Dragon Professional required major changes in the user interaction model,
which previously had assumed a 1-to-1 relationship between the image on the
screen and the sensor data. At the same time, image processing operations such
as selection of ground control points require access to individual data
elements (pixels) selected from the more than 30 million available in a
typical full-scene image. Thus, the appearance and behavior of Dragon
Professional are quite different from OpenDragon/Dragon Academic.

==The name==
Asian dragons are considered symbolic of wisdom and knowledge, unlike the
ferocious western dragons. Thus, the name Dragon/ips(r) or Dragon Image
Processing System is intended to imply wisdom in the knowledge of and
intelligent use of the world in which we live.

==The Software==
Because the expected user is assumed to be relatively untrained, Dragon pays
more attention to the user experience than to having a large selection of
possibly obscure processing operations. Within the user interface, which has
been translated into several languages, context-sensitive help explains every
user choice, and reasonable defaults are provided where possible. The User
Manual (English only) details all processing algorithms.

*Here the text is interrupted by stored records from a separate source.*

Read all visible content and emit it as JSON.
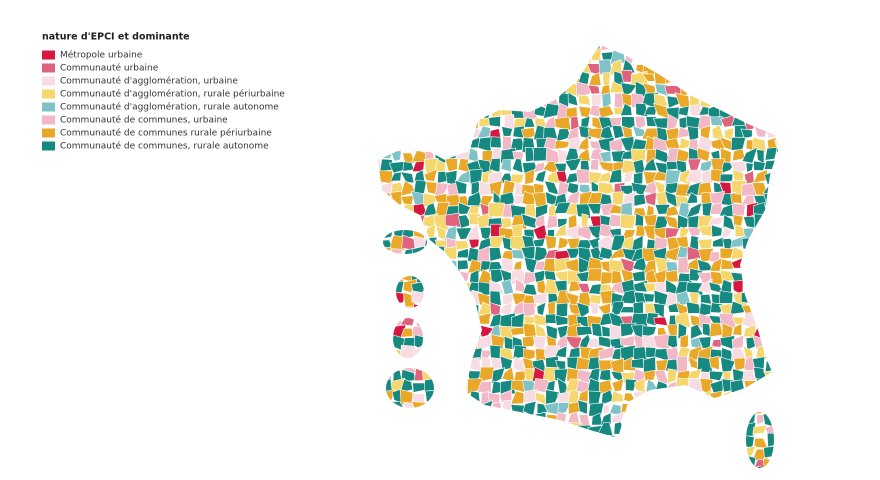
{
  "legend": {
    "title": "nature d'EPCI et dominante",
    "items": [
      {
        "label": "Métropole urbaine",
        "color": "#d6173f"
      },
      {
        "label": "Communauté urbaine",
        "color": "#e0637e"
      },
      {
        "label": "Communauté d'agglomération, urbaine",
        "color": "#f7dde3"
      },
      {
        "label": "Communauté d'agglomération, rurale périurbaine",
        "color": "#f5d76e"
      },
      {
        "label": "Communauté d'agglomération, rurale autonome",
        "color": "#7fc3c8"
      },
      {
        "label": "Communauté de communes, urbaine",
        "color": "#f2b8c6"
      },
      {
        "label": "Communauté de communes  rurale périurbaine",
        "color": "#eaa829"
      },
      {
        "label": "Communauté de communes, rurale autonome",
        "color": "#168a80"
      }
    ]
  }
}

The software provides a fairly conventional set of remote sensing operations,
which are intended to be those which a student of geography arguably ought to
know. These include:

1. Single and multiband image display;
2. Filtering for image enhancement;
3. Band combinations such as sum and ratio;
4. Principal components analysis;
5. Image statistics and measurement;
6. A variety of supervised and unsupervised classification algorithms;
7. Registration and geometric correction;
8. Heads-up digitizing to capture vector data;
9. Some raster geographic information systems GIS operations such as slope, aspect, and buffer calculations;
10. Import from and export to various standard image file formats such as GeoTIFF.

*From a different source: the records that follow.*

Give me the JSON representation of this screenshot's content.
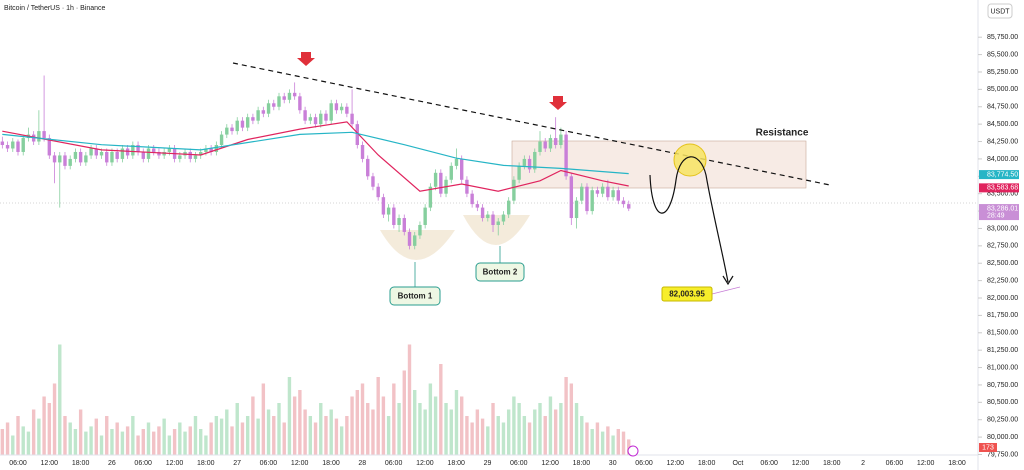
{
  "chart_data": {
    "type": "candlestick",
    "title": "Bitcoin / TetherUS · 1h · Binance",
    "currency": "USDT",
    "ylim": [
      79527,
      86285
    ],
    "yticks": [
      {
        "value": 85750,
        "label": "85,750.00"
      },
      {
        "value": 85500,
        "label": "85,500.00"
      },
      {
        "value": 85250,
        "label": "85,250.00"
      },
      {
        "value": 85000,
        "label": "85,000.00"
      },
      {
        "value": 84750,
        "label": "84,750.00"
      },
      {
        "value": 84500,
        "label": "84,500.00"
      },
      {
        "value": 84250,
        "label": "84,250.00"
      },
      {
        "value": 84000,
        "label": "84,000.00"
      },
      {
        "value": 83750,
        "label": "83,750.00"
      },
      {
        "value": 83500,
        "label": "83,500.00"
      },
      {
        "value": 83250,
        "label": "83,250.00"
      },
      {
        "value": 83000,
        "label": "83,000.00"
      },
      {
        "value": 82750,
        "label": "82,750.00"
      },
      {
        "value": 82500,
        "label": "82,500.00"
      },
      {
        "value": 82250,
        "label": "82,250.00"
      },
      {
        "value": 82000,
        "label": "82,000.00"
      },
      {
        "value": 81750,
        "label": "81,750.00"
      },
      {
        "value": 81500,
        "label": "81,500.00"
      },
      {
        "value": 81250,
        "label": "81,250.00"
      },
      {
        "value": 81000,
        "label": "81,000.00"
      },
      {
        "value": 80750,
        "label": "80,750.00"
      },
      {
        "value": 80500,
        "label": "80,500.00"
      },
      {
        "value": 80250,
        "label": "80,250.00"
      },
      {
        "value": 80000,
        "label": "80,000.00"
      },
      {
        "value": 79750,
        "label": "79,750.00"
      }
    ],
    "x_tick_labels": [
      "06:00",
      "12:00",
      "18:00",
      "26",
      "06:00",
      "12:00",
      "18:00",
      "27",
      "06:00",
      "12:00",
      "18:00",
      "28",
      "06:00",
      "12:00",
      "18:00",
      "29",
      "06:00",
      "12:00",
      "18:00",
      "30",
      "06:00",
      "12:00",
      "18:00",
      "Oct",
      "06:00",
      "12:00",
      "18:00",
      "2",
      "06:00",
      "12:00",
      "18:00"
    ],
    "up_color": "#86cf9e",
    "down_color": "#c97fd8",
    "up_volume_color": "#bfe6cc",
    "down_volume_color": "#f2c2c6",
    "series": [
      {
        "name": "BTCUSDT",
        "ohlc": [
          [
            84250,
            84320,
            84150,
            84200
          ],
          [
            84200,
            84250,
            84100,
            84150
          ],
          [
            84150,
            84300,
            84100,
            84250
          ],
          [
            84250,
            84280,
            84050,
            84100
          ],
          [
            84100,
            84350,
            84050,
            84300
          ],
          [
            84300,
            84450,
            84250,
            84350
          ],
          [
            84350,
            84400,
            84200,
            84250
          ],
          [
            84250,
            84700,
            84200,
            84400
          ],
          [
            84400,
            85200,
            84250,
            84300
          ],
          [
            84300,
            84350,
            84000,
            84050
          ],
          [
            84050,
            84100,
            83650,
            83950
          ],
          [
            83950,
            84100,
            83300,
            84050
          ],
          [
            84050,
            84100,
            83850,
            83900
          ],
          [
            83900,
            84050,
            83850,
            84000
          ],
          [
            84000,
            84150,
            83950,
            84100
          ],
          [
            84100,
            84150,
            83900,
            83950
          ],
          [
            83950,
            84100,
            83900,
            84050
          ],
          [
            84050,
            84200,
            84000,
            84150
          ],
          [
            84150,
            84200,
            84000,
            84050
          ],
          [
            84050,
            84150,
            84000,
            84100
          ],
          [
            84100,
            84150,
            83900,
            83950
          ],
          [
            83950,
            84150,
            83900,
            84100
          ],
          [
            84100,
            84150,
            83950,
            84000
          ],
          [
            84000,
            84200,
            83950,
            84150
          ],
          [
            84150,
            84200,
            84000,
            84050
          ],
          [
            84050,
            84250,
            84000,
            84200
          ],
          [
            84200,
            84250,
            84050,
            84100
          ],
          [
            84100,
            84150,
            83950,
            84000
          ],
          [
            84000,
            84200,
            83950,
            84150
          ],
          [
            84150,
            84200,
            84050,
            84100
          ],
          [
            84100,
            84150,
            84000,
            84050
          ],
          [
            84050,
            84150,
            84000,
            84100
          ],
          [
            84100,
            84200,
            84050,
            84150
          ],
          [
            84150,
            84200,
            83950,
            84000
          ],
          [
            84000,
            84100,
            83950,
            84050
          ],
          [
            84050,
            84150,
            84000,
            84100
          ],
          [
            84100,
            84150,
            83950,
            84000
          ],
          [
            84000,
            84100,
            83950,
            84050
          ],
          [
            84050,
            84150,
            84000,
            84100
          ],
          [
            84100,
            84200,
            84050,
            84150
          ],
          [
            84150,
            84200,
            84050,
            84100
          ],
          [
            84100,
            84250,
            84050,
            84200
          ],
          [
            84200,
            84400,
            84150,
            84350
          ],
          [
            84350,
            84500,
            84300,
            84450
          ],
          [
            84450,
            84500,
            84350,
            84400
          ],
          [
            84400,
            84600,
            84350,
            84550
          ],
          [
            84550,
            84600,
            84400,
            84450
          ],
          [
            84450,
            84650,
            84400,
            84600
          ],
          [
            84600,
            84650,
            84500,
            84550
          ],
          [
            84550,
            84750,
            84500,
            84700
          ],
          [
            84700,
            84750,
            84600,
            84650
          ],
          [
            84650,
            84850,
            84600,
            84800
          ],
          [
            84800,
            84850,
            84700,
            84750
          ],
          [
            84750,
            84950,
            84700,
            84900
          ],
          [
            84900,
            84950,
            84800,
            84850
          ],
          [
            84850,
            85000,
            84800,
            84950
          ],
          [
            84950,
            85100,
            84850,
            84900
          ],
          [
            84900,
            84950,
            84650,
            84700
          ],
          [
            84700,
            84750,
            84500,
            84550
          ],
          [
            84550,
            84650,
            84500,
            84600
          ],
          [
            84600,
            84650,
            84450,
            84500
          ],
          [
            84500,
            84700,
            84450,
            84650
          ],
          [
            84650,
            84700,
            84500,
            84550
          ],
          [
            84550,
            84850,
            84500,
            84800
          ],
          [
            84800,
            84850,
            84650,
            84700
          ],
          [
            84700,
            84800,
            84650,
            84750
          ],
          [
            84750,
            84800,
            84600,
            84650
          ],
          [
            84650,
            85000,
            84450,
            84500
          ],
          [
            84500,
            84550,
            84150,
            84200
          ],
          [
            84200,
            84250,
            83950,
            84000
          ],
          [
            84000,
            84050,
            83700,
            83750
          ],
          [
            83750,
            83800,
            83550,
            83600
          ],
          [
            83600,
            83650,
            83400,
            83450
          ],
          [
            83450,
            83500,
            83150,
            83200
          ],
          [
            83200,
            83350,
            83100,
            83300
          ],
          [
            83300,
            83350,
            83000,
            83050
          ],
          [
            83050,
            83200,
            82950,
            83150
          ],
          [
            83150,
            83200,
            82900,
            82950
          ],
          [
            82950,
            83000,
            82700,
            82750
          ],
          [
            82750,
            82950,
            82700,
            82900
          ],
          [
            82900,
            83100,
            82850,
            83050
          ],
          [
            83050,
            83350,
            83000,
            83300
          ],
          [
            83300,
            83650,
            83250,
            83600
          ],
          [
            83600,
            83850,
            83550,
            83800
          ],
          [
            83800,
            83850,
            83450,
            83500
          ],
          [
            83500,
            83750,
            83450,
            83700
          ],
          [
            83700,
            83950,
            83650,
            83900
          ],
          [
            83900,
            84150,
            83850,
            84000
          ],
          [
            84000,
            84050,
            83650,
            83700
          ],
          [
            83700,
            83750,
            83450,
            83500
          ],
          [
            83500,
            83550,
            83300,
            83350
          ],
          [
            83350,
            83400,
            83250,
            83300
          ],
          [
            83300,
            83350,
            83100,
            83150
          ],
          [
            83150,
            83250,
            83100,
            83200
          ],
          [
            83200,
            83250,
            82950,
            83050
          ],
          [
            83050,
            83150,
            82900,
            83100
          ],
          [
            83100,
            83250,
            83050,
            83200
          ],
          [
            83200,
            83450,
            83150,
            83400
          ],
          [
            83400,
            83750,
            83350,
            83700
          ],
          [
            83700,
            83950,
            83650,
            83900
          ],
          [
            83900,
            84050,
            83850,
            84000
          ],
          [
            84000,
            84050,
            83800,
            83850
          ],
          [
            83850,
            84150,
            83800,
            84100
          ],
          [
            84100,
            84400,
            84050,
            84250
          ],
          [
            84250,
            84300,
            84100,
            84150
          ],
          [
            84150,
            84350,
            84100,
            84300
          ],
          [
            84300,
            84600,
            84150,
            84200
          ],
          [
            84200,
            84450,
            84150,
            84350
          ],
          [
            84350,
            84400,
            83700,
            83750
          ],
          [
            83750,
            83800,
            83050,
            83150
          ],
          [
            83150,
            83450,
            83000,
            83400
          ],
          [
            83400,
            83650,
            83350,
            83600
          ],
          [
            83600,
            83650,
            83200,
            83250
          ],
          [
            83250,
            83600,
            83200,
            83550
          ],
          [
            83550,
            83600,
            83450,
            83500
          ],
          [
            83500,
            83650,
            83450,
            83600
          ],
          [
            83600,
            83700,
            83400,
            83450
          ],
          [
            83450,
            83600,
            83400,
            83550
          ],
          [
            83550,
            83600,
            83350,
            83400
          ],
          [
            83400,
            83450,
            83300,
            83350
          ],
          [
            83350,
            83400,
            83250,
            83286
          ]
        ],
        "volume": [
          20,
          25,
          15,
          30,
          22,
          18,
          35,
          28,
          45,
          40,
          55,
          85,
          30,
          25,
          20,
          35,
          18,
          22,
          28,
          15,
          30,
          20,
          25,
          18,
          22,
          30,
          15,
          20,
          25,
          18,
          22,
          28,
          15,
          20,
          25,
          18,
          22,
          30,
          20,
          15,
          25,
          30,
          28,
          35,
          22,
          40,
          25,
          30,
          45,
          28,
          55,
          35,
          30,
          40,
          25,
          60,
          45,
          50,
          35,
          30,
          25,
          40,
          30,
          35,
          28,
          22,
          30,
          45,
          50,
          55,
          40,
          35,
          60,
          45,
          30,
          55,
          40,
          65,
          85,
          50,
          40,
          35,
          55,
          45,
          70,
          40,
          35,
          50,
          45,
          30,
          25,
          35,
          28,
          22,
          40,
          30,
          25,
          35,
          45,
          40,
          30,
          25,
          35,
          40,
          30,
          45,
          35,
          40,
          60,
          55,
          40,
          30,
          25,
          20,
          25,
          18,
          22,
          15,
          20,
          18,
          12
        ]
      }
    ],
    "vlim": [
      0,
      100
    ],
    "moving_averages": [
      {
        "color": "#e0245e",
        "x": [
          0,
          19,
          38,
          47,
          57,
          66,
          72,
          80,
          88,
          95,
          103,
          107,
          115,
          120
        ],
        "values": [
          84398,
          84130,
          84056,
          84279,
          84428,
          84532,
          84056,
          83536,
          83640,
          83536,
          83685,
          83834,
          83685,
          83610
        ]
      },
      {
        "color": "#26b5c6",
        "x": [
          0,
          19,
          38,
          57,
          67,
          77,
          87,
          96,
          107,
          120
        ],
        "values": [
          84353,
          84204,
          84130,
          84353,
          84383,
          84204,
          84011,
          83907,
          83863,
          83789
        ]
      }
    ],
    "price_labels": [
      {
        "value": 83774.5,
        "label": "83,774.50",
        "color": "#26b5c6"
      },
      {
        "value": 83583.68,
        "label": "83,583.68",
        "color": "#e0245e"
      },
      {
        "value": 83286.01,
        "label": "83,286.01",
        "sub": "28:49",
        "color": "#c98fd6"
      }
    ],
    "volume_label": "173",
    "annotations": {
      "resistance": "Resistance",
      "bottom1": "Bottom 1",
      "bottom2": "Bottom 2",
      "target": "82,003.95"
    }
  }
}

In order to provide interoperability with other software packages, and to permit users
to add their own custom processing operations, all important file formats are
documented and an API called the Programmer's Toolkit is available.

==Problems==
1. Dragon Academic and Dragon Professional use a USB dongle for copy protection. While this allows the license to permit unlimited copying, it is also sometimes inconvenient. Other protection methods are being considered.
2. Supervised and unsupervised classification operations in all versions of the software currently can process only four image bands at a time.
3. Dragon can measure length and area on any georeferenced image. However this assumes the image uses a distance-preserving projection. If the image uses latitude-longitude, the measurements will be incorrect in high latitudes.
4. The software runs only on Microsoft Windows, although three of its four components also build and run on Linux.